I like gluten free cookbooks but they don't have to be that special gluten free kind of cookbook to be inspiring. - Or useful.
I was going to do a few quick reviews of cookbooks that I've loaned recently, but I got carried away with the first one. So this is just one library cookbook review - keep an eye out for more coming soon.
Imagine carrying this book through a big library?! In my shame I sandwiched it between Chopin's polonaises and some french cooking. Although it is a very old-ladyish thing to talk [or even think] about one's gut, I tend to indulge in that quite often. No reasons, not really. Apart from having a gastric disorder.
I expected to find more recipes in this book. But you know, I shouldn't be picky. It had heaps of information about possible gut disorders that I didn't want to know about.
Also, I was really annoyed when I saw this:
Ok, ok, I'm getting all freaky librarian about this. But I don't care how much you disagree with something, you don't need to deface a library book to get your point across! [I already knew it was rubbish by the way, just like young people can get arthritis.]
There was also information about coeliac disease, although it is quite limited. That's ok with me, I've read about coeliacs many times, but others may not have. I don't exactly agree that there are 'healing foods' for coeliac disease, there is just stuff that you can't eat. Lots of coeliac people are also allergic to other things. And if we're talking about the gut, it's best if GF people limit the starch in their diet too.
Also, when this book talks about ingredients it can be a little confusing. For instance, under "Wheat" it states that some people are allergic to the gluten in wheat and talks about pasta and couscous.
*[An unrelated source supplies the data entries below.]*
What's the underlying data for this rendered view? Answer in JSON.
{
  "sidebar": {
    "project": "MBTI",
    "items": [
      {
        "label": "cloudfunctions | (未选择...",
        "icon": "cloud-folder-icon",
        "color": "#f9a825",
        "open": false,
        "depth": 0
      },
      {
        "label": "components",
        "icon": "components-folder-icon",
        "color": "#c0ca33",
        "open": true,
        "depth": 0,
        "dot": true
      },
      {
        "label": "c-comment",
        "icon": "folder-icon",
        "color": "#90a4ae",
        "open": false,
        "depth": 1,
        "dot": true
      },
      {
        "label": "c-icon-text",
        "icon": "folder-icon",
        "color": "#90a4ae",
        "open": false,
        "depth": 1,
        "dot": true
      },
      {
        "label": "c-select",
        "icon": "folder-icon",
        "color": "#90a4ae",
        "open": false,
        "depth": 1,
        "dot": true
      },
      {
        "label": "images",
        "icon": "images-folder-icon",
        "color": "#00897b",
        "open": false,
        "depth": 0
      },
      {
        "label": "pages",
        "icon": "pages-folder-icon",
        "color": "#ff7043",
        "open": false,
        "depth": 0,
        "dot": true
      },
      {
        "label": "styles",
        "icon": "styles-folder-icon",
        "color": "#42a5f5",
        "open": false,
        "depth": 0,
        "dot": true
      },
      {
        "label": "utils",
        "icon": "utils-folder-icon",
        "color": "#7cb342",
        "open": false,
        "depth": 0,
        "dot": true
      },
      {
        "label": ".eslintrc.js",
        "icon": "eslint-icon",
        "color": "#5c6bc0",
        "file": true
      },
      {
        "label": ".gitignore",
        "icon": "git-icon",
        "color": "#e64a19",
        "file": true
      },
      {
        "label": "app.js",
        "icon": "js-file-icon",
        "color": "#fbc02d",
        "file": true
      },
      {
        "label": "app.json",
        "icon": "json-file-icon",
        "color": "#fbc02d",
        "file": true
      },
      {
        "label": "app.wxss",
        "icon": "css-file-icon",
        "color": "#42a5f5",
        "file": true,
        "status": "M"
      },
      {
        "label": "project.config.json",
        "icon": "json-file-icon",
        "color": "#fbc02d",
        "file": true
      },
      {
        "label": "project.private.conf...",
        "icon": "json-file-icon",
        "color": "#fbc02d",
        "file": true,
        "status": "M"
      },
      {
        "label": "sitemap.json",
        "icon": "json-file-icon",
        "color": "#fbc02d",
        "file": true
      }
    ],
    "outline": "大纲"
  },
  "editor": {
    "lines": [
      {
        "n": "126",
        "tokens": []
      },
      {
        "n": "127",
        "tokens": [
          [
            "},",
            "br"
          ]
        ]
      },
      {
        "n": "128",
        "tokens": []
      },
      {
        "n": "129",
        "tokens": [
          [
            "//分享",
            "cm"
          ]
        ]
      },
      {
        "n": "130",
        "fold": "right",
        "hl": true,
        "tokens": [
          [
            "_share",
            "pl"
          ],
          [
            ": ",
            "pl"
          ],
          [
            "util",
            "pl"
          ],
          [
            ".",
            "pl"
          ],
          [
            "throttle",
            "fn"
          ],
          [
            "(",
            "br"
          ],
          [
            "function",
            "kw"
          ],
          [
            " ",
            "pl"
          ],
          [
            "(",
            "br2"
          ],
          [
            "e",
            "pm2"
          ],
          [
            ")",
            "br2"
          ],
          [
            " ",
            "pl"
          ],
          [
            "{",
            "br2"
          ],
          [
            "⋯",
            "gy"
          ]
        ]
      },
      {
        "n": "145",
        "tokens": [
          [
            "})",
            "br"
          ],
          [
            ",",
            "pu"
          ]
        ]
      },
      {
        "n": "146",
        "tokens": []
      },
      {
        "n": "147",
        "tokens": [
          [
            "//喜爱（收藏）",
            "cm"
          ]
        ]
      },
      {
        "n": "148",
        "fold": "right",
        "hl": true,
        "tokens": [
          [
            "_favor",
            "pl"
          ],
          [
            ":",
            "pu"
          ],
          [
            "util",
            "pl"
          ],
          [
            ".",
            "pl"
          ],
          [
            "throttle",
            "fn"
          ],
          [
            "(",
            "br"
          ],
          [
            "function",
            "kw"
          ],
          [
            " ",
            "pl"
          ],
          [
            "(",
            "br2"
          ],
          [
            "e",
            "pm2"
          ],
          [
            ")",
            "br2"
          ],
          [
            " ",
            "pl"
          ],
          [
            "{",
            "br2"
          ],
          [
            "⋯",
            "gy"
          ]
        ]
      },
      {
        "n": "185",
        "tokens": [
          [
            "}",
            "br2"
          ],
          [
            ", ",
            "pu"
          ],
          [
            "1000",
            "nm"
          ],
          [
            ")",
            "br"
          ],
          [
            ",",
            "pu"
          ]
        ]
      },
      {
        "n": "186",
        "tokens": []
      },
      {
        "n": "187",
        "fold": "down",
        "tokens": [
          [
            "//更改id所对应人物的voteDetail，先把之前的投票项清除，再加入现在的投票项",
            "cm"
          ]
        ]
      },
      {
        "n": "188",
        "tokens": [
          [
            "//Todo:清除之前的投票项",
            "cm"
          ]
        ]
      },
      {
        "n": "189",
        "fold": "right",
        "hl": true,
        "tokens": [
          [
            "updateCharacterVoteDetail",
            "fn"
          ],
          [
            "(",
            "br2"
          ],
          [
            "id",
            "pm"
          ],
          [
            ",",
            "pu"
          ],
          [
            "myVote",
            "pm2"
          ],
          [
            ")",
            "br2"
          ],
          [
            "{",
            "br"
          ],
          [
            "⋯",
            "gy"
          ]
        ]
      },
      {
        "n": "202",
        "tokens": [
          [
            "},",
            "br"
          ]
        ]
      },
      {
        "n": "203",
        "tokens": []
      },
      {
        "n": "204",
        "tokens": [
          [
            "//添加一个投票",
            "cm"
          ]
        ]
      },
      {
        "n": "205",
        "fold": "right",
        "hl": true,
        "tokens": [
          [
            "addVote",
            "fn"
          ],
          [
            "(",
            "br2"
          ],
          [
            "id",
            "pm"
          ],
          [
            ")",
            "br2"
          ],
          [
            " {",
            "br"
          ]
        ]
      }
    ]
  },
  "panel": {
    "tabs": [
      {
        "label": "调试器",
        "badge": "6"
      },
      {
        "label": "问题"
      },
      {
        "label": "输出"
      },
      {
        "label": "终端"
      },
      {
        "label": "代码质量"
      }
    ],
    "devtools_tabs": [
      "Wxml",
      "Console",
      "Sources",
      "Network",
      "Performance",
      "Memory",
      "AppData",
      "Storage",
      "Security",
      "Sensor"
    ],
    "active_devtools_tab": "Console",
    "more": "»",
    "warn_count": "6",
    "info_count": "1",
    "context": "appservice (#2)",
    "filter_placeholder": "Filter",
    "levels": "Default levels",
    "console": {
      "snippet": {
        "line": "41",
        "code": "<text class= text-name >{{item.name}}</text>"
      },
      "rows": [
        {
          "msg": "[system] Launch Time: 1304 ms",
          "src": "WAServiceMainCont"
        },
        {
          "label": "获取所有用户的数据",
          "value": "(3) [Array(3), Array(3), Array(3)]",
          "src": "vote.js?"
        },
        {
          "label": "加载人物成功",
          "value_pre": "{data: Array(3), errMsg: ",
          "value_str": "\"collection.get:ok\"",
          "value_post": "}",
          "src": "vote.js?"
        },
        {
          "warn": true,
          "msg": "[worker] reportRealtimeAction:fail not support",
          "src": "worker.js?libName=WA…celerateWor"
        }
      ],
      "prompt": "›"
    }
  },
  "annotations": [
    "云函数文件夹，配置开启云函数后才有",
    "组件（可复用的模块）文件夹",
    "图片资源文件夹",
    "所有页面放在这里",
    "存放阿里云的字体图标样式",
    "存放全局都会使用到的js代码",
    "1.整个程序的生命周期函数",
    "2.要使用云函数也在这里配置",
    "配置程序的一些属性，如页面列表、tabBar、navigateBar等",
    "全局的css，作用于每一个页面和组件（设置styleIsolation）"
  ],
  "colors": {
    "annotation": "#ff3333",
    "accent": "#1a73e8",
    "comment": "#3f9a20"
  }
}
Then this is what it says: "Rice or pearl barley can replace couscous." - Um, what?! Barley has gluten in it. Dumb.
Half of this book is just an average cookbook with normal recipes that are just not fried or full of fat.
Although I didn't find The healthy gut cookbook very helpful, I can think of some people I know that would learn lots from it.
I don't know, am I giving stars? Ok. 2 1/2 stars from me.